Yesterday, 50 kg of beans were also sold at 100,000 SSP, up from 61,000 SSP last week; a bag of first-class maize flour rose from 42,000 SSP to 52,000 SSP; 50 kg of brown sugar skyrocketed from 60,000 SSP to 96,000 SSP; and white sugar rose from 96,000 SSP to 104,000 SSP.

Meanwhile, a box of salt sold for 18,000 SSP, up from 10,000 SSP last week; 20L of Jerricane cooking oil increased from 48,000 SSP to 50,000 SSP; a kg of beef is now sold for 9,000 SSP; and a kg of goat meat or mutton is sold for 10,000 SSP.

The commodity market continues to worsen further, and traders keep cultivating bundles of excuses to keep increasing prices even overnight to maintain their profit margins intact.

Topping those excuses this time around are transportation costs triggered by the obvious foreign exchange fluctuation.

Thomas Ezbon, a trader at the Munuki Libya market, attributed the price increase to the rising cost of transportation due to fuel price hikes.

He explained that he is forced to raise prices to compensate for transportation costs, adding that even if he owns a vehicle, the scenario is the same.

Ezbon anticipates further inflation due to the fluctuating exchange rate.

“As the dollar rises, we are also on the move to increase prices because none of us want to be affected by profit-making,” he stated.

Jamal Yusif, another trader, believes short-term solutions lie in tax exemptions.

“We need tax exemption to sometimes compromise with consumers; without this, forget about compromise,” he argued.

Abraham Mathoc, an economic analyst, emphasized the impact of unregulated dollar use and insufficient focus on domestic production.

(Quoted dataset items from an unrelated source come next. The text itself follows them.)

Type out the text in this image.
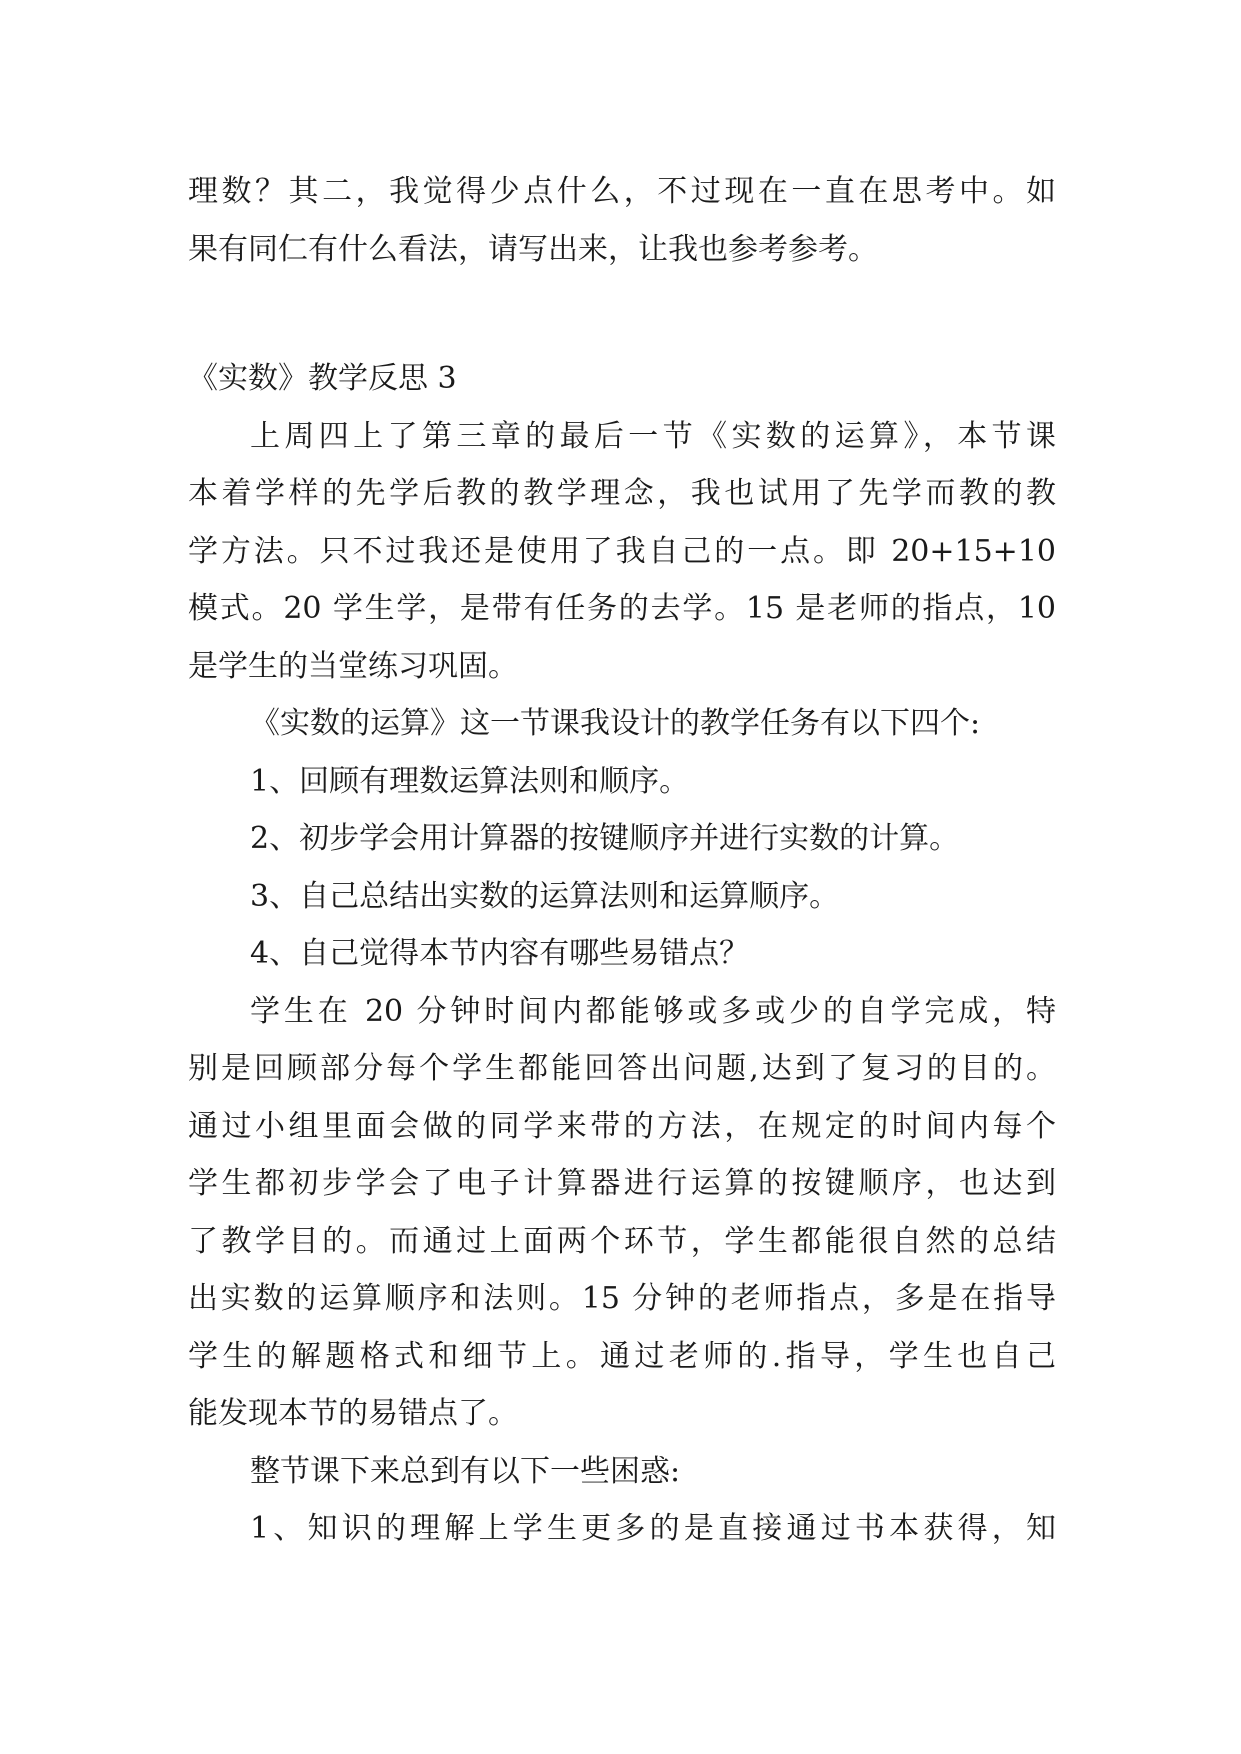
理数？其二，我觉得少点什么，不过现在一直在思考中。如
果有同仁有什么看法，请写出来，让我也参考参考。
《实数》教学反思 3
上周四上了第三章的最后一节《实数的运算》，本节课
本着学样的先学后教的教学理念，我也试用了先学而教的教
学方法。只不过我还是使用了我自己的一点。即 20+15+10
模式。20 学生学，是带有任务的去学。15 是老师的指点，10
是学生的当堂练习巩固。
《实数的运算》这一节课我设计的教学任务有以下四个:
1、回顾有理数运算法则和顺序。
2、初步学会用计算器的按键顺序并进行实数的计算。
3、自己总结出实数的运算法则和运算顺序。
4、自己觉得本节内容有哪些易错点？
学生在 20 分钟时间内都能够或多或少的自学完成，特
别是回顾部分每个学生都能回答出问题,达到了复习的目的。
通过小组里面会做的同学来带的方法，在规定的时间内每个
学生都初步学会了电子计算器进行运算的按键顺序，也达到
了教学目的。而通过上面两个环节，学生都能很自然的总结
出实数的运算顺序和法则。15 分钟的老师指点，多是在指导
学生的解题格式和细节上。通过老师的.指导，学生也自己
能发现本节的易错点了。
整节课下来总到有以下一些困惑:
1、知识的理解上学生更多的是直接通过书本获得，知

“Using the dollar as a commodity by money or black-market speculators without monetary regulations is what causes serious inflation,” he submitted.

The economist stressed government intervention through controlling the free market.

“For how long will the government leave the market to run under a free system? Is it hard for them to deal with the money speculators?” He further questioned.

Mathoc also urges the government to prioritize local food production to diversify the economy, which entirely depends on imports.

“Promote agriculture to boost production,” the economist advised the government.

Dr. James Wani Igga, the Vice President for Economic Cluster, recently admitted that South Sudan’s economy is declining due to corruption in the oil revenue sector, financial difficulties in the public sector, and the ongoing crises in the global oil market.